|Addiction Treatment Industry Newswire|
|12/25/2012 -ATIN – When we look back on the years 2012/2013, it will be apparent that this was the era in which highly efficient, deeply disruptive tele-behavioral health services began to take off. There are dozens of initiatives under way throughout the country ranging from very modest in scope to highly aggressive efforts whose aim is a thoroughly disruptive transformation of the entire behavioral and addictions sub sectors of the medical industry.|
One venture that falls more into the later category is eTherapi, which for the last several years has been building the technological platform required for creating a virtual behavioral health company, one that could in fact become far larger than any entity that exists today and, in theory anyway, grow quite quickly. And, for the first time, a truly national behavioral health company could emerge, as opposed to the existing national entities like Psych Solutions and UHS that are aggregations of locally conceived and built facilities. Betting on eTherapi’s success is lead investor Fred Moll, a billionaire and one of the most successful health care investors of all time as founder of medical device pioneer Hansen Medical.

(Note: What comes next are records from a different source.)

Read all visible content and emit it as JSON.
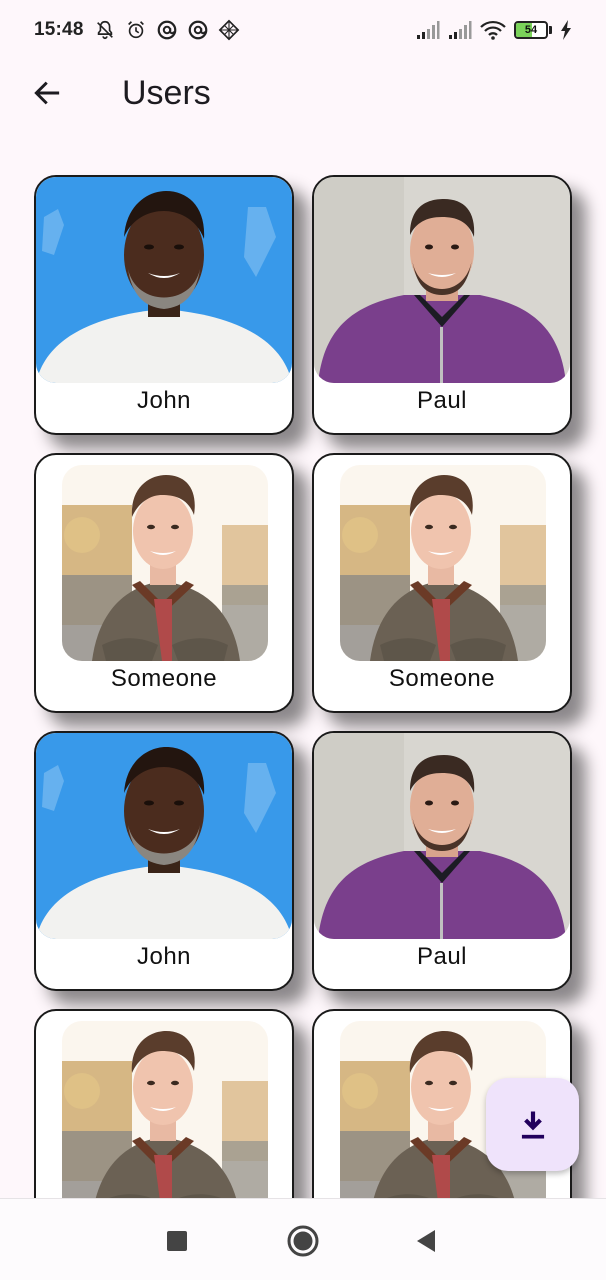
{
  "status_bar": {
    "time": "15:48",
    "battery_level": "54",
    "battery_fraction": 0.54,
    "left_icons": [
      "notifications-off-icon",
      "alarm-icon",
      "at-sign-icon",
      "at-sign-icon",
      "diamond-grid-icon"
    ],
    "right_icons": [
      "signal-icon",
      "signal-icon",
      "wifi-icon",
      "battery-icon",
      "charging-bolt-icon"
    ]
  },
  "app_bar": {
    "back_icon": "arrow-left-icon",
    "title": "Users"
  },
  "users": [
    {
      "name": "John",
      "photo": "john"
    },
    {
      "name": "Paul",
      "photo": "paul"
    },
    {
      "name": "Someone",
      "photo": "someone"
    },
    {
      "name": "Someone",
      "photo": "someone"
    },
    {
      "name": "John",
      "photo": "john"
    },
    {
      "name": "Paul",
      "photo": "paul"
    },
    {
      "name": "",
      "photo": "someone"
    },
    {
      "name": "",
      "photo": "someone"
    }
  ],
  "fab": {
    "icon": "download-icon"
  },
  "nav_bar": {
    "icons": [
      "recents-square-icon",
      "home-circle-icon",
      "back-triangle-icon"
    ]
  },
  "colors": {
    "background": "#fef7fb",
    "fab": "#efe3fb",
    "fab_icon": "#21005d",
    "text": "#1d1b20"
  }
}
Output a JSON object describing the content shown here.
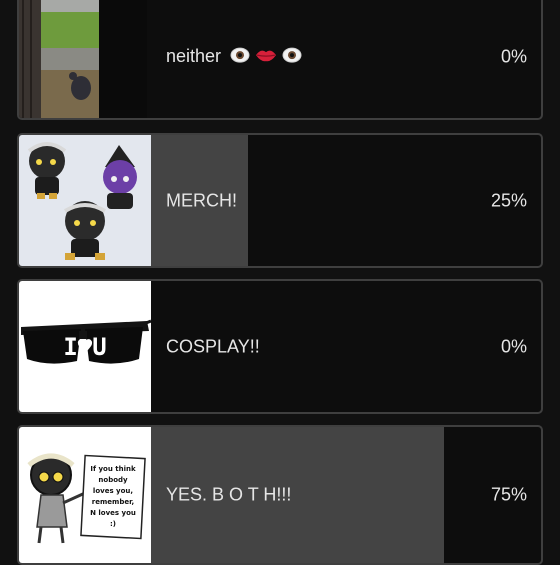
{
  "poll": {
    "options": [
      {
        "label": "neither",
        "percent": 0,
        "percent_label": "0%",
        "emoji": [
          "eye-icon",
          "lips-icon",
          "eye-icon"
        ]
      },
      {
        "label": "MERCH!",
        "percent": 25,
        "percent_label": "25%"
      },
      {
        "label": "COSPLAY!!",
        "percent": 0,
        "percent_label": "0%"
      },
      {
        "label": "YES. B O T H!!!",
        "percent": 75,
        "percent_label": "75%"
      }
    ]
  },
  "sign_text": [
    "If you think",
    "nobody",
    "loves you,",
    "remember,",
    "N loves you",
    ":)"
  ],
  "glasses_text": "I♥U",
  "colors": {
    "bar_fill": "#444444",
    "card_bg": "#0d0d0d",
    "border": "#3f3f3f",
    "text": "#e6e6e6"
  }
}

Convenience and Ubiquitous Access
eTherapi CEO Mani Foroohar sees a behavioral health future where accessing care will one day be as easy as stopping by the 7 Eleven for your morning coffee. “They are called convenience stores for a reason,” he says, adding that he understands that some might see the comparison of behavioral health and 7 Eleven as somewhat flip. “But it really goes to the heart of the issue because we are talking about the fundamental transformation of a behavioral health system that is difficult for the client to access with myriad roadblocks to getting needed care into a system where accessing care is literally as easy as stopping by the 7 Eleven and getting your morning coffee.” Along with the big jump in convenience, is going to come an environment where access to care is going to be far more ubiquitous, which may seem obvious given that every computer, tablet and even mobile phone is going to be turned into a potential treatment delivery platform. Right now, there are groups and individual therapy being undertaken online and, especially in countries like Australia, even highly complex treatment regimens that would be considered a program of treatment that would today often require a highly expensive inpatient stay at a facility.
A Primary Psychiatrist?
Where behavioral health delivered via the Internet has the possibly biggest potential to take off early, and will likely be the entry point for most people in experiencing tele-behavioral health as a client, is in the testing and diagnostic arena. To a degree that was previously far too cumbersome and expensive, each therapist will be able to administer diagnostic testing across the range of their entire client base and, thus, be able to have a sense of each client’s mental health, personality, etc..that was previously far too expensive and cumbersome. It could even emerge as costs come way down, and the costs of not administering basic mental health care are factored in, that it will be commonplace for people to have a primary therapist/psychologist/psychiatrist in much the same way that people have a primary general practitioner in the overall administration of the a person’s physical health.
The Far Future?
Much is made out the cost savings that will emerge in the $150 billion a year behavioral health industry from virtual solutions and, indeed, these savings are bound to be VERY substantial indeed. To the extent that service becomes more convenient and ubiquitously available, the uptake rate, or the rate at which the population as whole taps into available services, will likely skyrocket. Thus, to what extent in the future will costs actually come down in terms of dollars spent? Perhaps not at all and, in fact, just the opposite may occur. According to the WHO, behavioral health will become the largest specialty health services sector within a decade. A great deal of that growth will come from growth in Internet/distance delivered services.
With smart money like Fred Moll as lead investor, clearly eTherapi is a company that bears watching, although virtually all of the few years of the firm’s existence has been spent in technological development so far. (There are therapists who have signed up sort of randomly without any effort at recruitment, says the CEO, adding that helping build individual virtual practices will only be a part of what the company does). But, according to CEO Foroohar, 2013 will be the year the platform will start being plugged into deals. Addiction as a chronic disease? “It’s not perfectly plug n’ play, but its close,” he says. “It’s the kind of care where our technology will be able to deliver tremendous value added.”